It seems McAfee is trying to copy BitDefender in destroying their users's systems : http://www.neowin.net/news/mcafee-update-is-locking-users-out-of-their-systems-do-not-update33
If someone on the forum is using it...don't update !
It seems McAfee is trying to copy BitDefender in destroying their users's systems : http://www.neowin.net/news/mcafee-update-is-locking-users-out-of-their-systems-do-not-update33
If someone on the forum is using it...don't update !
a couple of quotes from our forum
"Anyone know of any virus's hitting corporate firms right now on XP systems? we are fully up to date with all patches and have had roughly 200 computers shutdown without warning across Europe."
"wow, virus has disabled safe mode and is also stopping computers from booting once infected!
We are starting disaster recovering procedures to move out of London lol"
"Control panel has also been disabled under local admin:/ cannot get anything working eevn under safe mode.
Looks like all computers may need to be re-imaged and a move like this would cost the companies millions and will also make us breach contract with other businesses."
"ok it looks like it was caused by "mcafee". They have ****** computers world wide and there is no fix.
Bye bye mcafee. http://www.pcreview.co.uk/forums/thread-3999026.php"
All the av's have issues either major like McAfee's newest problem to those which are little and annoying.
AVG did then Avast, Bitdefender and now McAfee
No to Avira yet
How to fix,below :
http://isc.sans.org/diary.html?storyid=8656 or
http://cosine-security.blogspot.com/2010/04/mcafee-dat-5958-fix.html
Download.com has posted how to fix it, must be done manually though on each Windows XP system though:
Local news channel: virus protection caused world-wide problems
Seems like svchost was seen as a baddie
Anyway real life affect of it here.....
Seems like svchost was seen as a baddie
svchost has been seen as a "baddie" before by various software, as has explorer.exe, etc., for doing something "suspicious."

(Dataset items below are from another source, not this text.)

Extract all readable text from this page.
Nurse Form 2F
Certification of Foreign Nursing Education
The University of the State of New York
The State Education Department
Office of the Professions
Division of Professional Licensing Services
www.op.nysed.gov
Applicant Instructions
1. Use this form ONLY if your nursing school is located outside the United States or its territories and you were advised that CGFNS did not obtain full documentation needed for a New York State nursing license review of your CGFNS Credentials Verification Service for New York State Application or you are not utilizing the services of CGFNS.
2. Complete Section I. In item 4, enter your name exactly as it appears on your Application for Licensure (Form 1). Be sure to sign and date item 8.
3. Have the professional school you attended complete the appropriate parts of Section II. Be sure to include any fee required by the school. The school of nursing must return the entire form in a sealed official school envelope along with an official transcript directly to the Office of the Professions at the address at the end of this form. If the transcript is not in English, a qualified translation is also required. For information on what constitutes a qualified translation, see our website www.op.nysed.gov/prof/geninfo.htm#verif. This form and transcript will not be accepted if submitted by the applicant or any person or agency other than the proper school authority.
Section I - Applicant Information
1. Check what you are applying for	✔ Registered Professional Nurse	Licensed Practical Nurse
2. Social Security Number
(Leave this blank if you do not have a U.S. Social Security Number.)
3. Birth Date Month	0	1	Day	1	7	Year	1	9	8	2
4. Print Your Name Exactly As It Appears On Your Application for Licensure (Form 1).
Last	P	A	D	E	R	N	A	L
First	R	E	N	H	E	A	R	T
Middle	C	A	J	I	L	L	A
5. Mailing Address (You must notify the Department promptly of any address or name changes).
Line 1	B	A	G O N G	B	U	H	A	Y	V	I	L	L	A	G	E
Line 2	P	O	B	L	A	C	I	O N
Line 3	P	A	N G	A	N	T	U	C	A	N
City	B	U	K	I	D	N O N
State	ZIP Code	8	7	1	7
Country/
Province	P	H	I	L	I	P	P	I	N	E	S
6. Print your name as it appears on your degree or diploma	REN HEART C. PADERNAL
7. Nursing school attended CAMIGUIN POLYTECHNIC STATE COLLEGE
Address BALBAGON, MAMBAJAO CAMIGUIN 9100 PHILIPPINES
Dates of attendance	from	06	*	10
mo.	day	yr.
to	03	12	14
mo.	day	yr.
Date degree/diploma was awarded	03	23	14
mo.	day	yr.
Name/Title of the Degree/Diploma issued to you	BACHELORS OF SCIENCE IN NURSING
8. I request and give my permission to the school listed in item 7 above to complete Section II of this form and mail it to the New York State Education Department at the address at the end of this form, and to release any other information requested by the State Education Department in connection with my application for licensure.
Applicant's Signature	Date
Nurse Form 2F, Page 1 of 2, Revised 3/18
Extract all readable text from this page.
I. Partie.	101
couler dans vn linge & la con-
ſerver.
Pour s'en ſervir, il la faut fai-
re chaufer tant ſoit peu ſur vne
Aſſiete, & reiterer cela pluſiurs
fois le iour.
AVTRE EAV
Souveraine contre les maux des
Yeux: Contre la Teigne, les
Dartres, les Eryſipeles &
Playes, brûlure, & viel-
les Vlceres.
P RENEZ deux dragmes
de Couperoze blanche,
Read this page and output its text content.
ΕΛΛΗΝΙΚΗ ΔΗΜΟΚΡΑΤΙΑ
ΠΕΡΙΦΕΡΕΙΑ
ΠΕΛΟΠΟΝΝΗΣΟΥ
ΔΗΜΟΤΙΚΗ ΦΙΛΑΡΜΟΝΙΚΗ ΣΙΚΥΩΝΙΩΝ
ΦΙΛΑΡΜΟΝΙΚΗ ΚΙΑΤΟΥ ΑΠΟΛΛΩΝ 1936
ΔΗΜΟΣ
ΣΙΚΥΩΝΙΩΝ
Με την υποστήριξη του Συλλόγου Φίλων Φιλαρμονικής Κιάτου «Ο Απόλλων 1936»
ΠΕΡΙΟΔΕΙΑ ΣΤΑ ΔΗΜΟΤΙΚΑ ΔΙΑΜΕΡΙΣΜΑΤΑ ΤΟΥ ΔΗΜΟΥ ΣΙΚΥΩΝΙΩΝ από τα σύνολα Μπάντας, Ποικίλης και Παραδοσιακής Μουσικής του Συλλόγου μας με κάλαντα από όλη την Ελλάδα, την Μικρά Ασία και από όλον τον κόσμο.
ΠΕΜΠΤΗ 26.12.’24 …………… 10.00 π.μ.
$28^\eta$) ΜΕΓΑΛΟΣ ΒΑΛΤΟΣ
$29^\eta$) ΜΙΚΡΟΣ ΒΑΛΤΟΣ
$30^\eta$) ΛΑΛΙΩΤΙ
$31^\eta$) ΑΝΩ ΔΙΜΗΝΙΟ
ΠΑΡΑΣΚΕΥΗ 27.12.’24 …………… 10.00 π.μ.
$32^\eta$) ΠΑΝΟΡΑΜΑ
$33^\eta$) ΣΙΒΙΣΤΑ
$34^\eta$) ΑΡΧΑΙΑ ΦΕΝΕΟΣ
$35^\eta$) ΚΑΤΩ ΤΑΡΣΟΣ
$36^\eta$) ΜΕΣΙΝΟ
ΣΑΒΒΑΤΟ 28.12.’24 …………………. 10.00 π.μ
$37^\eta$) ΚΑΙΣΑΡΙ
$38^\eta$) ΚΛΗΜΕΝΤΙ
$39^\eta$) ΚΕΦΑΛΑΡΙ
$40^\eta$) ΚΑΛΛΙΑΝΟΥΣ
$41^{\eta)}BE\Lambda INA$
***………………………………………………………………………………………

I find it so interesting that anti-malware software doesn't have the checksums of the default Windows OS files in some .dat file that are either automatically installed with the software, or created during the very first comprehensive system scan. That way if a false positive is detected the scanner can simply look in it's checksum database to determine it may be a false positive and then automatically request to send the fp to the mothership for further investigation.
When I noticed this topic a few days ago, I went and checked my McAfee DAT version, to see if I had that "bad" DAT on my system. To my surprise I found that I had an old DAT (5937 I believe) despite the fact that I noticed McAfee auto-updating every day.
I went to download the manual update installer, but it wouldn't run - it would give me a lengthy message about being unable to run this install package. Googling the message I found that McAfee is no longer updating VirusScan versions older than v8.5 after March 31!
I went to check all of my other systems, and - yes - all had the latest DAT version of March 31!
I find it unbelievable that McAfee would do such a thing, without the software giving the slightest information about that to the user!
I have been using McAfee VirusScan on all my machines since Windows 95, and I never had a problem with it. But now that's it; I spent this past weekend uninstalling McAfee from all machines, and replacing it with an alternate antivirus software.
When I noticed this topic a few days ago, I went and checked my McAfee DAT version, to see if I had that "bad" DAT on my system. To my surprise I found that I had an old DAT (5937 I believe) despite the fact that I noticed McAfee auto-updating every day.
I went to download the manual update installer, but it wouldn't run - it would give me a lengthy message about being unable to run this install package. Googling the message I found that McAfee is no longer updating VirusScan versions older than v8.5 after March 31!
I went to check all of my other systems, and - yes - all had the latest DAT version of March 31!
I find it unbelievable that McAfee would do such a thing, without the software giving the slightest information about that to the user!
I have been using McAfee VirusScan on all my machines since Windows 95, and I never had a problem with it. But now that's it; I spent this past weekend uninstalling McAfee from all machines, and replacing it with an alternate antivirus software.
Why are you still using McAfee, my friend? Go for Avira I do not intend on starting a heated discussion on which AV is better. Just a suggestion here.
Why are you still using McAfee, my friend?
As I wrote in my post, I have uninstalled all McAfee products from all my systems.
I tried AVG, but it caused severe problems on one of the Japanese XP machines, so I eventually went for Microsoft Security Essentials, which appears to do its job in a very unobtrusive way.